Published online by Cambridge University Press: 26 January 2010
The asymmetric nature of time, the radical difference in nature between past and future, has often been taken to be the core feature distinguishing time from that other manifold of experience and of nature, space. The past is fixed and has determinate reality. The future is a realm to which being can only be attributed, at best, in an ‘indeterminate’ mode of a realm of unactualized potentiality. We have memories and records of the past, but, at best, only inferential knowledge of a different sort of what is to come. Causation proceeds from past to future, what has been and what is determining what will be, but determination never occurs the other way around. Our attitudes of concern and our concepts of agency are likewise time asymmetric.

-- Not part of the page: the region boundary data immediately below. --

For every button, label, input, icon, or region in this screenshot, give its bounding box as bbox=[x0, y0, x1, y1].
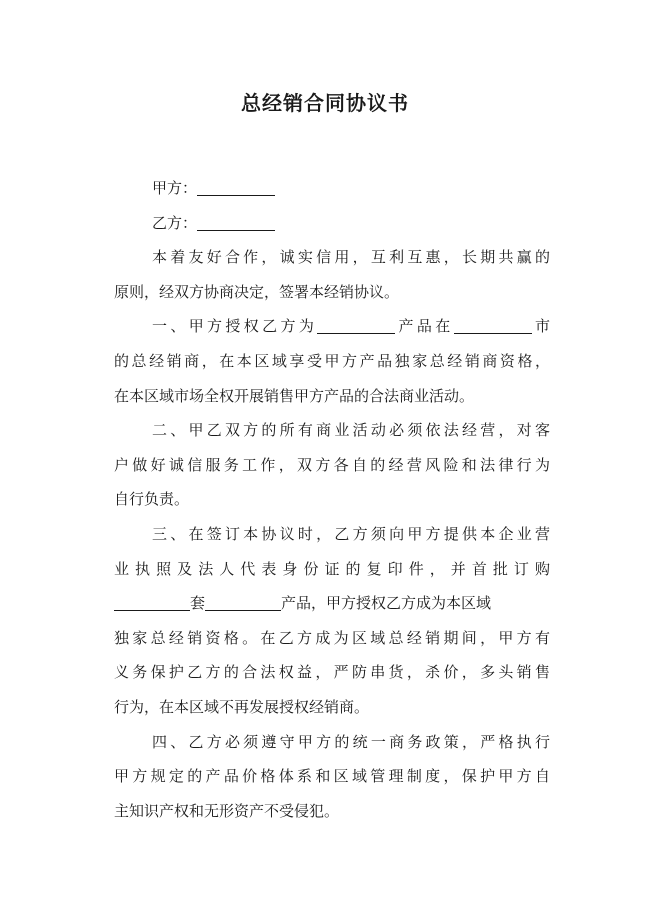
party-b-blank bbox=[197, 214, 275, 231]
clause3-line-4: 独家总经销资格。在乙方成为区域总经销期间，甲方有 bbox=[114, 628, 550, 647]
clause4-line-3: 主知识产权和无形资产不受侵犯。 bbox=[114, 801, 340, 820]
party-b-line bbox=[114, 206, 550, 241]
party-b-label: 乙方： bbox=[152, 213, 198, 232]
clause3-line-1: 三、在签订本协议时，乙方须向甲方提供本企业营 bbox=[152, 524, 550, 543]
clause3-product-blank bbox=[205, 594, 281, 611]
clause3-text-b: 产品，甲方授权乙方成为本区域 bbox=[281, 594, 492, 613]
document-body bbox=[114, 171, 550, 828]
document-title: 总经销合同协议书 bbox=[241, 91, 409, 115]
clause2-line-2: 户做好诚信服务工作，双方各自的经营风险和法律行为 bbox=[114, 455, 550, 474]
clause1-line-2: 的总经销商，在本区域享受甲方产品独家总经销商资格， bbox=[114, 351, 550, 370]
clause3-line-6: 行为，在本区域不再发展授权经销商。 bbox=[114, 697, 370, 716]
clause1-text-b: 产品在 bbox=[395, 317, 454, 336]
intro-line-2: 原则，经双方协商决定，签署本经销协议。 bbox=[114, 282, 400, 301]
clause3-line-2: 业执照及法人代表身份证的复印件，并首批订购 bbox=[114, 559, 550, 578]
party-a-blank bbox=[197, 179, 275, 196]
clause3-line-5: 义务保护乙方的合法权益，严防串货，杀价，多头销售 bbox=[114, 663, 550, 682]
clause1-city-blank bbox=[454, 317, 532, 334]
clause1-product-blank bbox=[317, 317, 395, 334]
clause3-line-3 bbox=[114, 586, 550, 621]
clause1-text-c: 市 bbox=[531, 317, 550, 336]
clause3-sets-blank bbox=[114, 594, 190, 611]
clause2-line-3: 自行负责。 bbox=[114, 490, 190, 509]
intro-line-1: 本着友好合作，诚实信用，互利互惠，长期共赢的 bbox=[152, 248, 550, 267]
clause1-text-a: 一、甲方授权乙方为 bbox=[152, 317, 318, 336]
party-a-line bbox=[114, 171, 550, 206]
party-a-label: 甲方： bbox=[152, 179, 198, 197]
clause1-line-1 bbox=[114, 309, 550, 344]
clause2-line-1: 二、甲乙双方的所有商业活动必须依法经营，对客 bbox=[152, 421, 550, 440]
clause3-text-a: 套 bbox=[190, 594, 206, 613]
clause1-line-3: 在本区域市场全权开展销售甲方产品的合法商业活动。 bbox=[114, 386, 475, 405]
clause4-line-2: 甲方规定的产品价格体系和区域管理制度，保护甲方自 bbox=[114, 767, 550, 786]
clause4-line-1: 四、乙方必须遵守甲方的统一商务政策，严格执行 bbox=[152, 732, 550, 751]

Since the late middle part of the nineteenth century there have been recurrent claims to the effect that all the intuitively asymmetric features of temporality are ‘reducible to’ or ‘grounded in’ the asymmetry of physical systems in the world that is captured by the Second Law of Thermodynamics. The suggestion is, as far as I know, first made by Mach. It is taken up by Boltzmann and used by him in his final attempt to show the statistical mechanical reduction of thermodynamics devoid of paradox. The claim is treated in detail in the twentieth century by Reichenbach, and accepted as legitimate by a host of other philosophers, mostly philosophers of science.
The physical asymmetry to which the asymmetry of time is to be reduced is that which tells us that the entropy of an isolated system can only increase in the future direction of time and can never spontaneously decrease.